2. Traders with stock in storage could adopt a hesitant attitude to see how the market develops. In the few days after New Year, when the markets were still open, the market in Anqiu sold a small volume of ginger from cold storage. Since the production volume per hectare declined, traders with stock in storage assume market conditions will improve. They are therefore waiting for the price to rise before they are willing to sell their ginger from storage. The corona virus may disrupt the plans of some of these traders. Traders recently began selling small volumes of ginger from cold storage, and a growing number of traders with stock in storage is looking for buyers.

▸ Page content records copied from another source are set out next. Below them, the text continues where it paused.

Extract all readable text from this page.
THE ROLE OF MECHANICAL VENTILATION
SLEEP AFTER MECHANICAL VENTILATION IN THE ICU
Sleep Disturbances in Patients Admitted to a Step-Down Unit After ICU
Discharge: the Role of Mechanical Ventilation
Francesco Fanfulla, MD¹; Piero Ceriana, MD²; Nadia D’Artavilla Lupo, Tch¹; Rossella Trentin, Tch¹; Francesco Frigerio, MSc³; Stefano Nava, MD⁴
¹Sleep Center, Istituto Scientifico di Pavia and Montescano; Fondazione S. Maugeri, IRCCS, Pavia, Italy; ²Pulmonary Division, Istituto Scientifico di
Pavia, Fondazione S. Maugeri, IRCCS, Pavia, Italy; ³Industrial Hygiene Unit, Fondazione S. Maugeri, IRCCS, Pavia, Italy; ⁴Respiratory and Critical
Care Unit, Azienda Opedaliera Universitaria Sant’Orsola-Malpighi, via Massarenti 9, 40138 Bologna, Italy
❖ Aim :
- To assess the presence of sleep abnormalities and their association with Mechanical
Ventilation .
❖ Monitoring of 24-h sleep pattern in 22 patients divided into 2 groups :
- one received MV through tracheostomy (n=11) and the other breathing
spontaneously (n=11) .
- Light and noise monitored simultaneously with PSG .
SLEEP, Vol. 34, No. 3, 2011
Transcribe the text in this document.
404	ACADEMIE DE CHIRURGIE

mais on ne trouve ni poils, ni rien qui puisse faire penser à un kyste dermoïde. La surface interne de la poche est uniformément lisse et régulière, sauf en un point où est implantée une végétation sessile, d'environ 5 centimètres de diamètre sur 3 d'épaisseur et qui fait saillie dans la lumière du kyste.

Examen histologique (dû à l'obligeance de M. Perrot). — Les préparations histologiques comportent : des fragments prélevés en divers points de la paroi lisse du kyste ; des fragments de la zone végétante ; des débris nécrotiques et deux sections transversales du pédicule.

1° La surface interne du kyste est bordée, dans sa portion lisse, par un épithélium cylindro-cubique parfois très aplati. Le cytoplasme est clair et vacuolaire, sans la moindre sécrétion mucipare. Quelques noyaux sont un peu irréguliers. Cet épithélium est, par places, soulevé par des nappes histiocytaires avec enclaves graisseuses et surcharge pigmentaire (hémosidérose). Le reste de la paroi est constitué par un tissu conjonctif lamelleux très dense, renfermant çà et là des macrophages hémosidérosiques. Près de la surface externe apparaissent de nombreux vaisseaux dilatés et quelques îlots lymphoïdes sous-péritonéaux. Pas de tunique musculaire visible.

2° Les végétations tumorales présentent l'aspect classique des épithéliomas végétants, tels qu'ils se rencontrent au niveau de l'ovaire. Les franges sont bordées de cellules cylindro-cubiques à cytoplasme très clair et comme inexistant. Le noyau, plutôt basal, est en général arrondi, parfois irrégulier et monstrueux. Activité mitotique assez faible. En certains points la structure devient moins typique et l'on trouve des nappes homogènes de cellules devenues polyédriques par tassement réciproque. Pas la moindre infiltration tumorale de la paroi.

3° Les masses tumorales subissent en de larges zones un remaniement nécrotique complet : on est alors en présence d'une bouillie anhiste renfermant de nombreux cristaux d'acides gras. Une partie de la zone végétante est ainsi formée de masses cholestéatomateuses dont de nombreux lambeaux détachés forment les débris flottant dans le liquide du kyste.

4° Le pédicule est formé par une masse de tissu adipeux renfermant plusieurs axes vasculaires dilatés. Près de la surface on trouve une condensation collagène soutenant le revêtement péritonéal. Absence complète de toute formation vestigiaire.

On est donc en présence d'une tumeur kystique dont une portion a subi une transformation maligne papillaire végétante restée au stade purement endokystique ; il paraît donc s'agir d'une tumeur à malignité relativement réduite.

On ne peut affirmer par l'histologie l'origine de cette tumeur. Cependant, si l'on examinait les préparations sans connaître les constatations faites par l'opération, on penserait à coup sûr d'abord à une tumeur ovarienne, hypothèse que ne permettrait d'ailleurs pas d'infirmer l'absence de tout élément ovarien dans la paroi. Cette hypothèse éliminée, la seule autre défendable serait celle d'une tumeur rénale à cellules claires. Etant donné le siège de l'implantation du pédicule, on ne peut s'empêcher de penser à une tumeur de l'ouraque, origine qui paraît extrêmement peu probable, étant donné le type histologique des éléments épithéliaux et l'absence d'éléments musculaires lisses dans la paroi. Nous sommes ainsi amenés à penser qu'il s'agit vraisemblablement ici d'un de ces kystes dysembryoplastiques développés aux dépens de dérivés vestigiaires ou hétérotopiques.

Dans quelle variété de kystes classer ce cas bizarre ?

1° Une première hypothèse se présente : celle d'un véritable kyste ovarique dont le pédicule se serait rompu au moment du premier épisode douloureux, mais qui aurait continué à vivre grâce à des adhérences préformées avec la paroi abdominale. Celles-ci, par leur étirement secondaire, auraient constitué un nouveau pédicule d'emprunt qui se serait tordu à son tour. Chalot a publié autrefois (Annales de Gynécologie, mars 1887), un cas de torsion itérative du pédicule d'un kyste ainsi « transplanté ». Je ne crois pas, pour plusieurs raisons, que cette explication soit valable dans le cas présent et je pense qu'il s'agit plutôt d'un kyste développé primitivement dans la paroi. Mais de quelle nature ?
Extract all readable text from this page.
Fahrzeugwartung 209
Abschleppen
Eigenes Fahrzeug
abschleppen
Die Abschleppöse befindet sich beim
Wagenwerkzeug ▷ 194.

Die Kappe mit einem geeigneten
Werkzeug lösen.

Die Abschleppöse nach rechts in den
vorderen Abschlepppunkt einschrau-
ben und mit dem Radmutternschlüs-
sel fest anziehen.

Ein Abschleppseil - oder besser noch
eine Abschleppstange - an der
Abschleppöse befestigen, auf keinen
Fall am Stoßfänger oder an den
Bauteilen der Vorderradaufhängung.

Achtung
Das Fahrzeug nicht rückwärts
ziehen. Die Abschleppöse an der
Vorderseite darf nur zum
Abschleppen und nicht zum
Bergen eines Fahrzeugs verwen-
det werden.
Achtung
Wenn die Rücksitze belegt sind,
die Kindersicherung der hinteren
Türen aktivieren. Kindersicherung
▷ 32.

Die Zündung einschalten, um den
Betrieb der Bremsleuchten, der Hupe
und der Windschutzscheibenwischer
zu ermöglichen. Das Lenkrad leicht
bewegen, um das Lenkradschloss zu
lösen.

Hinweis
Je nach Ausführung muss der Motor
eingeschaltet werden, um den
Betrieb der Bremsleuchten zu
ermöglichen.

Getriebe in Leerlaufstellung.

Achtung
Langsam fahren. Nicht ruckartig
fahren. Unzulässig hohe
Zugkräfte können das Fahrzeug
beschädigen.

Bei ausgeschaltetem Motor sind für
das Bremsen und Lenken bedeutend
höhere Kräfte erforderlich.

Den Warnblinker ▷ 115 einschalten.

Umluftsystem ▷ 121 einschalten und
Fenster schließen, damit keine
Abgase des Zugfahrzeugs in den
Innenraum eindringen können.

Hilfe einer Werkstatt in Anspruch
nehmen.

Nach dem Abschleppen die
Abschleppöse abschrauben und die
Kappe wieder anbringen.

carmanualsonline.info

The current conditions in the Chinese ginger industry, however, clearly show that this production season there is a relatively short period of time in which traders are able to purchase ginger and stock up their warehouses. Furthermore, the price of ginger when it enters the warehouse is quite high. The cost price of storage itself further raises the retail price. And the outbreak of the corona virus severely disrupts trade. Still, a majority of traders with stock in storage continues to wait and see how the market will develop. They are still optimistic about market developments later in the season. The short-term disruptions have not resulted in panic and traders are not suddenly emptying their warehouses to avoid disaster later in the season.